News | April 25, 2016

Eagle-SpottingLearningNews

Getting involved key to Fulbright fellow’s success

4 - minute read

Like a lot of her peers, Lori Boegershausen wasn’t exactly sure what she wanted to pursue when she started college. She knew she wanted to explore and excel academically. FGCU’s smaller class sizes, which enable students to develop meaningful connections with professors and classmates, appealed to her.

The 21-year-old history major’s passions started to gel after taking University Colloquium — the interdisciplinary environmental education course that explores facets of sustainability — and learning about civic engagement. She got involved in the student-run Food Forest and the local and national Real Food Challenge, a movement that encourages university food-service providers to leverage their purchasing power to positively impact sustainable food systems development.

Before FGCU, sustainability wasn’t something she thought much about beyond the importance of recycling.

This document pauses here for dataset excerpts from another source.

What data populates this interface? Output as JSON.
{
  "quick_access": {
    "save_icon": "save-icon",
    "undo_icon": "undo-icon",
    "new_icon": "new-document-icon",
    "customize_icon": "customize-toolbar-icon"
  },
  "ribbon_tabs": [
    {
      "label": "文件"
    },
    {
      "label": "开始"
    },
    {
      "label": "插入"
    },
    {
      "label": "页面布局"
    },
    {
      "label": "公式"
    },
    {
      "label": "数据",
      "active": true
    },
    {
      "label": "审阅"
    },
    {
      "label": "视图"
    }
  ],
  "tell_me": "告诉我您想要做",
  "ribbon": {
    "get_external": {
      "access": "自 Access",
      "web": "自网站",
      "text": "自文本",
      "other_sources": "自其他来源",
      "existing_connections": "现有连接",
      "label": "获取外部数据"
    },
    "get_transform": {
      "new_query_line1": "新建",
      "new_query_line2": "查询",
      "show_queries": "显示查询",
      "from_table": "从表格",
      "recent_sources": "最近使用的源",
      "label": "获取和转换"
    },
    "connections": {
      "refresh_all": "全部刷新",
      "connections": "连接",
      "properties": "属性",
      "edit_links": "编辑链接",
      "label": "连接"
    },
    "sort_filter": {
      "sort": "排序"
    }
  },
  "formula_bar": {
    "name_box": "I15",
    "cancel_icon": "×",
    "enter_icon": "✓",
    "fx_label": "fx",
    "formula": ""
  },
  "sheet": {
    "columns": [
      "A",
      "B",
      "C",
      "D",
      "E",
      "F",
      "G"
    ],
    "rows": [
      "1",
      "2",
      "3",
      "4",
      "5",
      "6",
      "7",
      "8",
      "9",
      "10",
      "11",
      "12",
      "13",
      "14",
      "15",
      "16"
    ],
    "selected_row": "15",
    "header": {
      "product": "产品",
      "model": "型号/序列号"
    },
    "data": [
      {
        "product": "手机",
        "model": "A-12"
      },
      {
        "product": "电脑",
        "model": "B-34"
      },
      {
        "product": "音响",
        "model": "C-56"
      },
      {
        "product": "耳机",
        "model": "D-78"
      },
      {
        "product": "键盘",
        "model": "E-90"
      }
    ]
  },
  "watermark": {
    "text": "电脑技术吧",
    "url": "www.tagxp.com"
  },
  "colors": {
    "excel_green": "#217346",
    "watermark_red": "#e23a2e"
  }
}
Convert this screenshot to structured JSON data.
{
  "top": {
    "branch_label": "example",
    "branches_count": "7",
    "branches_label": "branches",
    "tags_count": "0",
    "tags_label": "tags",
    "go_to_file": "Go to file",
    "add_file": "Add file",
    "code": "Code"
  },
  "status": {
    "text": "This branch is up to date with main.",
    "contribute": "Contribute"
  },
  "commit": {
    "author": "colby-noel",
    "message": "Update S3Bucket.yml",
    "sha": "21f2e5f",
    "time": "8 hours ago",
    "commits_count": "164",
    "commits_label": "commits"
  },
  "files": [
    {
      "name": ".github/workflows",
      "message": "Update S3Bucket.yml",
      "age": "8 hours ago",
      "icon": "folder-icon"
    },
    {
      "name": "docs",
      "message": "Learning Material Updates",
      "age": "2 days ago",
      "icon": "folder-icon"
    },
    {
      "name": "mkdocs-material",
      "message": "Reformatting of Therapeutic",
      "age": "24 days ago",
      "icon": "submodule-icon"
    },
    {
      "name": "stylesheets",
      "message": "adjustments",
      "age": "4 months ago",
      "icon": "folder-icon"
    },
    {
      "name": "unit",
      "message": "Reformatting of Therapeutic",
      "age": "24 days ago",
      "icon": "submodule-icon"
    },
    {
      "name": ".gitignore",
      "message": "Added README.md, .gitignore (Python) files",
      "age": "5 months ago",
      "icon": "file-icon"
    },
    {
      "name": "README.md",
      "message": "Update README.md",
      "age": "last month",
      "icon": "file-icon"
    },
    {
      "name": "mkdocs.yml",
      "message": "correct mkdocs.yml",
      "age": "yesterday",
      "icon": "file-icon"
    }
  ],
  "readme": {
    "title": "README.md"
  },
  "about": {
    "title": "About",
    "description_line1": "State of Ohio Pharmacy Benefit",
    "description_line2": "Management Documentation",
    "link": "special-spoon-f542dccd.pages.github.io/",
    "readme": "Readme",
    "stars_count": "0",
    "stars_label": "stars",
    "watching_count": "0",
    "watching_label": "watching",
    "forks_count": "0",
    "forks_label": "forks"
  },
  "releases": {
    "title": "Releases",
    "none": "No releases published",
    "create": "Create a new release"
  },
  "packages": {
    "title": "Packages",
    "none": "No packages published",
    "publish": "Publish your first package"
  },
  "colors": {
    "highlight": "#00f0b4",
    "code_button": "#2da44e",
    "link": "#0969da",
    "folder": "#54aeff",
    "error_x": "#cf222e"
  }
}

Lori Boegershausen in the Food Forest.
Lori Boegershausen in the Food Forest.

“My time at FGCU has really shaped my views on why sustainability is important — it’s a way of life and action needs to be taken now to move toward change,” says Boegershausen. “We learned about the importance of community engagement and applying the theories we’ve learned in class in the world. I found a real passion for community development. I want to be a change agent. ”

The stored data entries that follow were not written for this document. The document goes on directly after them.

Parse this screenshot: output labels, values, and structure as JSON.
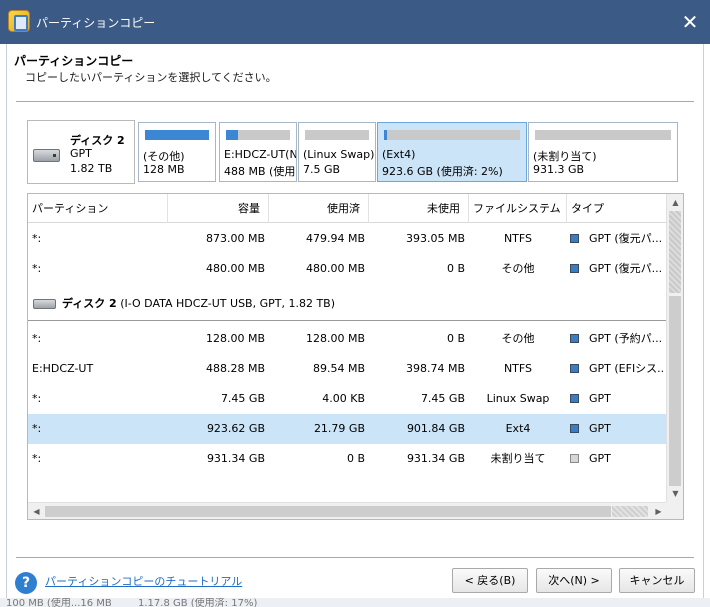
{
  "window": {
    "title": "パーティションコピー",
    "close_glyph": "✕"
  },
  "header": {
    "title": "パーティションコピー",
    "subtitle": "コピーしたいパーティションを選択してください。"
  },
  "disk_strip": {
    "disk": {
      "name": "ディスク 2",
      "type": "GPT",
      "size": "1.82 TB"
    },
    "partitions": [
      {
        "label": "(その他)",
        "size": "128 MB",
        "used_fraction": 1.0,
        "selected": false
      },
      {
        "label": "E:HDCZ-UT(N",
        "size": "488 MB (使用",
        "used_fraction": 0.18,
        "selected": false
      },
      {
        "label": "(Linux Swap)",
        "size": "7.5 GB",
        "used_fraction": 0.0,
        "selected": false
      },
      {
        "label": "(Ext4)",
        "size": "923.6 GB (使用済: 2%)",
        "used_fraction": 0.02,
        "selected": true
      },
      {
        "label": "(未割り当て)",
        "size": "931.3 GB",
        "used_fraction": 0.0,
        "selected": false
      }
    ]
  },
  "table": {
    "columns": [
      "パーティション",
      "容量",
      "使用済",
      "未使用",
      "ファイルシステム",
      "タイプ"
    ],
    "rows_top": [
      {
        "partition": "*:",
        "capacity": "873.00 MB",
        "used": "479.94 MB",
        "unused": "393.05 MB",
        "fs": "NTFS",
        "type": "GPT (復元パ...",
        "unalloc": false,
        "selected": false
      },
      {
        "partition": "*:",
        "capacity": "480.00 MB",
        "used": "480.00 MB",
        "unused": "0 B",
        "fs": "その他",
        "type": "GPT (復元パ...",
        "unalloc": false,
        "selected": false
      }
    ],
    "disk_row": {
      "name": "ディスク 2",
      "detail": "(I-O DATA HDCZ-UT USB, GPT, 1.82 TB)"
    },
    "rows_disk2": [
      {
        "partition": "*:",
        "capacity": "128.00 MB",
        "used": "128.00 MB",
        "unused": "0 B",
        "fs": "その他",
        "type": "GPT (予約パ...",
        "unalloc": false,
        "selected": false
      },
      {
        "partition": "E:HDCZ-UT",
        "capacity": "488.28 MB",
        "used": "89.54 MB",
        "unused": "398.74 MB",
        "fs": "NTFS",
        "type": "GPT (EFIシス...",
        "unalloc": false,
        "selected": false
      },
      {
        "partition": "*:",
        "capacity": "7.45 GB",
        "used": "4.00 KB",
        "unused": "7.45 GB",
        "fs": "Linux Swap",
        "type": "GPT",
        "unalloc": false,
        "selected": false
      },
      {
        "partition": "*:",
        "capacity": "923.62 GB",
        "used": "21.79 GB",
        "unused": "901.84 GB",
        "fs": "Ext4",
        "type": "GPT",
        "unalloc": false,
        "selected": true
      },
      {
        "partition": "*:",
        "capacity": "931.34 GB",
        "used": "0 B",
        "unused": "931.34 GB",
        "fs": "未割り当て",
        "type": "GPT",
        "unalloc": true,
        "selected": false
      }
    ]
  },
  "footer": {
    "help_glyph": "?",
    "tutorial_link": "パーティションコピーのチュートリアル",
    "back_label": "< 戻る(B)",
    "next_label": "次へ(N) >",
    "cancel_label": "キャンセル"
  },
  "background_text": {
    "left": "100 MB (使用...16 MB",
    "right": "1.17.8 GB (使用済: 17%)"
  },
  "colors": {
    "titlebar": "#3c5a86",
    "accent": "#3b87d4",
    "selection": "#cce4f7",
    "link": "#1f6dc4"
  }
}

Toward that end, the spring graduate from Palm Harbor will incorporate community engagement and sustainability in her 2016-17 Fulbright English Teaching Assistantship in Germany. She and her friend Emilio Feijoo are the first FGCU students to be awarded the prestigious grant, which funds opportunities for international research, study and teaching. They will be honored along with faculty Fulbright recipients during a reception from 4:30 to 6 p.m. Tuesday, April 26 in Cohen Center Room 247.

In addition to teaching English to college-bound high school-level students — and improving the conversational German she learned as one of her minors — Boegershausen will be helping promote sustainable technology, cooperative farming and community gardens abroad before she begins graduate school. She has been accepted with full funding at Ohio University but also is considering applying to Cambridge University and the University of Geneva.

“The Fulbright is tailored to help me gain experience in international development, to be immersed in another country’s culture and be an ambassador,” she says. “My ultimate goal is to work for a non-governmental agency focusing on sustainability and education. The Fulbright will be a transformative experience that not many practitioners have.”

An Honors Program student since her sophomore year, Boegershausen has already been immersed in leadership, research and community development as an undergraduate. She has served as an Honors Program mentor and senator and won a half-dozen Honors awards. She completed internships at a Honduran orphanage, at George Washington’s Mount Vernon and at FGCU’s Center for Judaic, Holocaust and Genocide Studies. She has presented award-winning historical research at nine local and state conferences, founded FGCU’s History Club and co-founded the German Club, edited FGCU’s student research journal and helped organize an international conference on campus about the Holocaust in Hungary. She has worked on multiple research projects with multiple faculty members.

No wonder she was named Student of the Year in the College of Arts & Sciences and was inducted into the FGCU Hall of Fame.

Dr. Nicola Foote, Professor of Latin American History and Chair of the Department of Social Sciences has worked closely with Boegershausen through Honors and an oral history project on women’s reproductive health that Foote oversees. She says Boegershausen brings joy and passion to everything that she does and is truly humble about her ability and successes.

Lori Boegershausen has been active in the FGCU Food Forest.

“The Fulbright award committees look for students who excel academically and who are leaders who will showcase the very best of the United States to overseas communities,” Foote says. “Lori is one of the best students I have ever worked with in the history program here at FGCU and her academic abilities would have been incredibly clear to the Fulbright committee. Lori also has a demonstrated record as a leader, and from the very beginning of her time at FGCU she sought to create opportunities for others. She has been an exceptional mentor to other students. I am truly in awe of her dedication and energy.”

For her part, Boegershausen feels indebted to Foote and other faculty — including Melodie Eichbauer, Eric Strahorn, Sean Kelly, Jessica Rhea — as well her Honors peer mentor, James Till. Without them, she says she might not have become the engaged student she is.

“They saw my passion and they fostered it. Each professor I encountered in the history program invested their time in me and saw potential,” Boegershausen says. “I can confidently say that I have moved from a history student to a historian because of their focus on research and their ability to mentor.”

As a first-generation college student and recipient of scholarships from Wells Fargo and Atilus funds, Boegershausen felt a responsibility to seize as many opportunities as she could.

“It was the dream of my parents to obtain a college education. I have a passion to make them proud and to make myself proud,” she says. “I’m making myself a well-rounded person, so I’m ready to engage in my future work. The best way to make change is to become engaged in the community.”